Ozzie Guillen plays the designated shrink, while Chuck Garfien, his cohost on the Sox pregame and postgame shows on NBC Sports Chicago, lies on a couch and plays himself.

I’m not sure how the players or manager Tony La Russa feel about NBC Sports Chicago’s decision to have a little fun at their expense. But if the Sox were playing up to their abilities, there would be no reason for a comedic bit on the struggles that have turned their fans inside out.

Baseball is entertainment after all. We all deserve a laugh. If the Sox had any sense of humor, they would get La Russa to lie on the couch for an upcoming episode as Dr. Ozzie questions him about the stress he has been under at the office.

I can already picture Dr. Ozzie peering down from his reading glasses and saying, “Are you getting enough sleep, Tony?”

How long the character will last is unknown, but Guillen deserves an Emmy for his performance. No one has played a Chicago psychologist better on TV since Bob Newhart.

Maybe the Sox will go on a prolonged run, take the lead in the American League Central and have the last laugh on everyone, including Dr. Ozzie.

As crazy as it sounds, it’s possible. They enter Tuesday’s doubleheader in Kansas City trailing the division-leading Minnesota Twins by only two games, and the race no one wants to win could come down to the final days of the season. Six of the Sox’s final nine games are against the Twins, including a season-ending, three-game series at home Oct. 3-5.

But the Sox haven’t been trending in the right direction for quite some time. The current stretch of 19 games against sub-.500 teams hasn’t gone the way they hoped. They’re 7-5 so far against the Colorado Rockies, Oakland Athletics, Royals and Texas Rangers, and they haven’t been more than two games over .500 since they were 6-3 on April 17. Their high point was four games over — a 6-2 record — on April 16.

Thankfully they’ve also avoided long losing streaks since an eight-game skid in late April. They can thank Dylan Cease and Johnny Cueto for that.

It has been one long slog, filled with angst over the batting orders, injuries, baserunning, defense and, of course, La Russa, who has taken the brunt of criticism for the team’s poor play. Some of the criticism is over the top, but it’s nothing he didn’t experience in his first go-around as Sox manager.

Making matters worse, the media keep reminding the Sox they’re in an important stretch of games and have most of their players healthy again.
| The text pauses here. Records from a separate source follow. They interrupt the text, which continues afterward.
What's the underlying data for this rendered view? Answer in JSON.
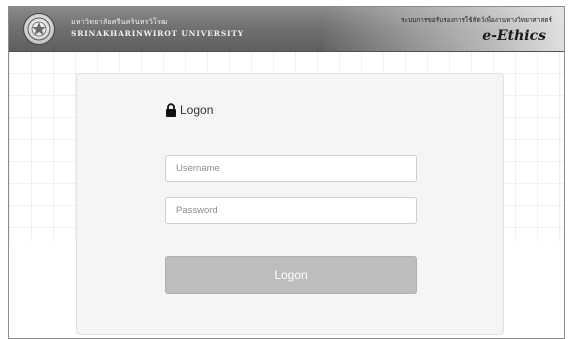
{
  "header": {
    "university_name_thai": "มหาวิทยาลัยศรีนครินทรวิโรฒ",
    "university_name_en": "SRINAKHARINWIROT UNIVERSITY",
    "system_title": "ระบบการขอรับรองการใช้สัตว์เพื่องานทางวิทยาศาสตร์",
    "brand": "e-Ethics",
    "logo_icon": "university-seal-icon"
  },
  "logon": {
    "title": "Logon",
    "title_icon": "lock-icon",
    "username_placeholder": "Username",
    "username_value": "",
    "password_placeholder": "Password",
    "password_value": "",
    "button_label": "Logon"
  },
  "colors": {
    "header_background": "#6f6f6f",
    "panel_background": "#f5f5f5",
    "button_background": "#bdbdbd",
    "button_text": "#ffffff"
  }
}
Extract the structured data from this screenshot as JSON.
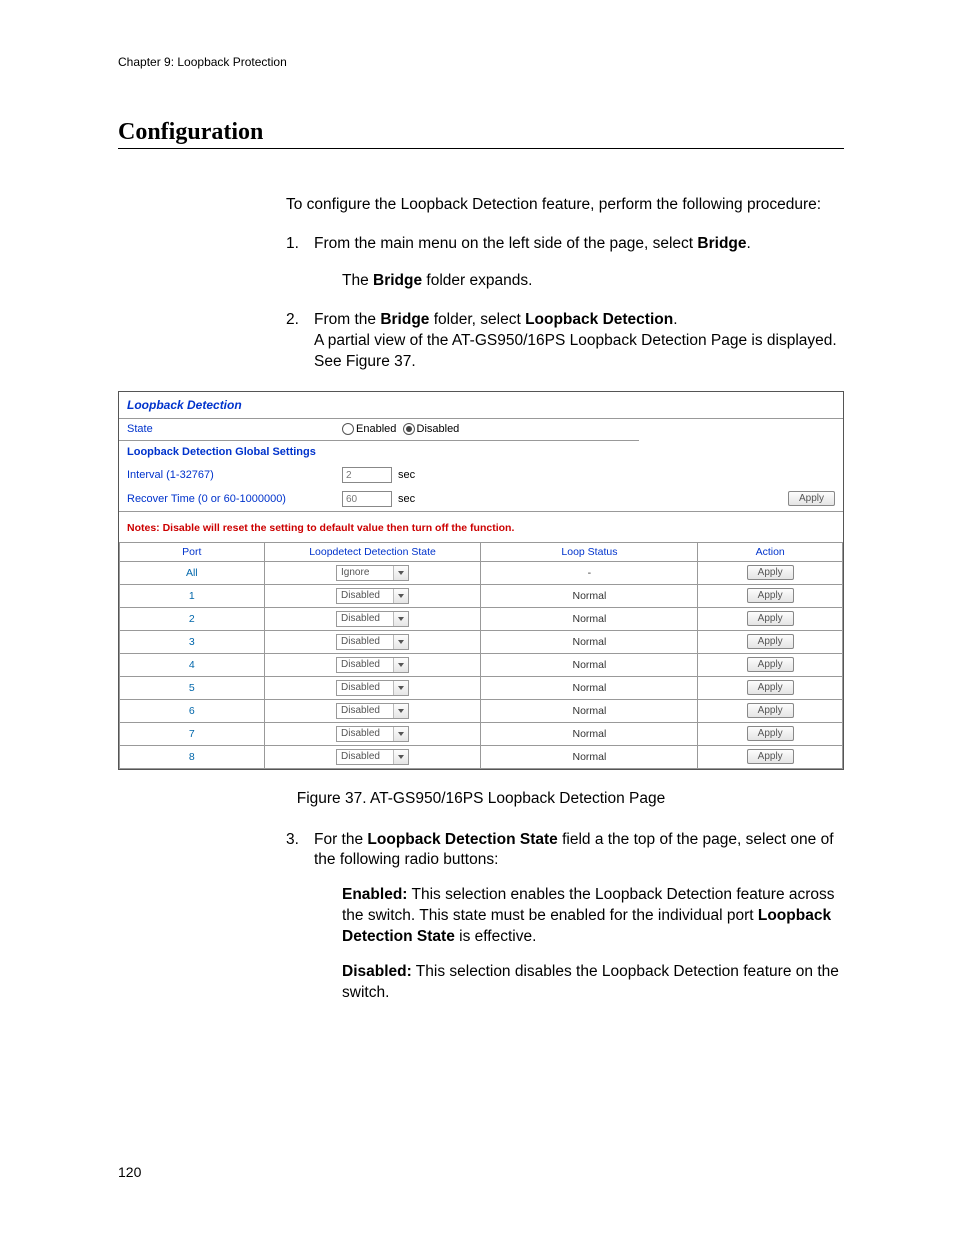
{
  "chapter": "Chapter 9: Loopback Protection",
  "title": "Configuration",
  "intro": "To configure the Loopback Detection feature, perform the following procedure:",
  "steps": {
    "s1_num": "1.",
    "s1": "From the main menu on the left side of the page, select ",
    "s1_bold": "Bridge",
    "s1_tail": ".",
    "s1_sub_a": "The ",
    "s1_sub_bold": "Bridge",
    "s1_sub_b": " folder expands.",
    "s2_num": "2.",
    "s2_a": "From the ",
    "s2_b1": "Bridge",
    "s2_b": " folder, select ",
    "s2_b2": "Loopback Detection",
    "s2_c": ".",
    "s2_line2": "A partial view of the AT-GS950/16PS Loopback Detection Page is displayed. See Figure 37.",
    "s3_num": "3.",
    "s3_a": "For the ",
    "s3_b1": "Loopback Detection State",
    "s3_b": " field a the top of the page, select one of the following radio buttons:",
    "s3_en_t": "Enabled:",
    "s3_en_a": " This selection enables the Loopback Detection feature across the switch. This state must be enabled for the individual port ",
    "s3_en_b": "Loopback Detection State",
    "s3_en_c": " is effective.",
    "s3_dis_t": "Disabled:",
    "s3_dis": " This selection disables the Loopback Detection feature on the switch."
  },
  "figure": {
    "title": "Loopback Detection",
    "state_label": "State",
    "enabled": "Enabled",
    "disabled": "Disabled",
    "global_settings": "Loopback Detection Global Settings",
    "interval_label": "Interval (1-32767)",
    "interval_value": "2",
    "recover_label": "Recover Time (0 or 60-1000000)",
    "recover_value": "60",
    "sec": "sec",
    "apply": "Apply",
    "note": "Notes: Disable will reset the setting to default value then turn off the function.",
    "headers": {
      "port": "Port",
      "state": "Loopdetect Detection State",
      "status": "Loop Status",
      "action": "Action"
    },
    "rows": [
      {
        "port": "All",
        "state": "Ignore",
        "status": "-",
        "action": "Apply"
      },
      {
        "port": "1",
        "state": "Disabled",
        "status": "Normal",
        "action": "Apply"
      },
      {
        "port": "2",
        "state": "Disabled",
        "status": "Normal",
        "action": "Apply"
      },
      {
        "port": "3",
        "state": "Disabled",
        "status": "Normal",
        "action": "Apply"
      },
      {
        "port": "4",
        "state": "Disabled",
        "status": "Normal",
        "action": "Apply"
      },
      {
        "port": "5",
        "state": "Disabled",
        "status": "Normal",
        "action": "Apply"
      },
      {
        "port": "6",
        "state": "Disabled",
        "status": "Normal",
        "action": "Apply"
      },
      {
        "port": "7",
        "state": "Disabled",
        "status": "Normal",
        "action": "Apply"
      },
      {
        "port": "8",
        "state": "Disabled",
        "status": "Normal",
        "action": "Apply"
      }
    ]
  },
  "fig_caption": "Figure 37. AT-GS950/16PS Loopback Detection Page",
  "page_number": "120"
}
Suggesting this is the turning point has become a running joke the last two months.

“Look, we’re all tired of saying, ‘This is the stretch,’ or, ‘The schedule has turned to this,’ or, ‘The health is at this level,’ or, ‘They had this dramatic win so maybe that’s the turning point,’” general manager Rick Hahn said last week after failing to pull off a trade-deadline deal. “So I’m done buying into any prognostications about this or that is the turning point.”

When it happens, we’ll know. Until then, they’re just another underachieving team that no longer deserves the benefit of the doubt.

One thing the Sox don’t need, contrary to Hahn’s suggestion, is bringing premature swagger back to the dugout. The players who normally are the swaggiest — Tim Anderson, Lance Lynn and Liam Hendricks — haven’t performed well enough on a consistent basis to strut. If they can’t perform without the swagger, the Sox are in more trouble than we know.

Anderson may be the key to the Sox’s chances of playing in October. He has been in a funk since returning from a groin injury on June 20, hitting .245 with one home run and a .287 on-base percentage in his last 39 games.

He was 0-for-13 with six strikeouts in his last three games against the Rangers before starting his two-game suspension Sunday for making contact with an umpire on July 29. He also doesn’t look like he’s having fun, which is not what you need from someone whose name is synonymous with celebrating.

Anderson is expected to return Tuesday in the second game of the doubleheader at Kauffman Stadium, and maybe the break will be a chance for him to clear his head and get back to being the straw that stirs the mojito. The Sox can’t win without their leader and leadoff man doing his thing.

As we await the start of another important stretch, we can only hope Dr. Ozzie provides some comfort and laughs in these trying times.

It’s the only thing that keeps us from crying.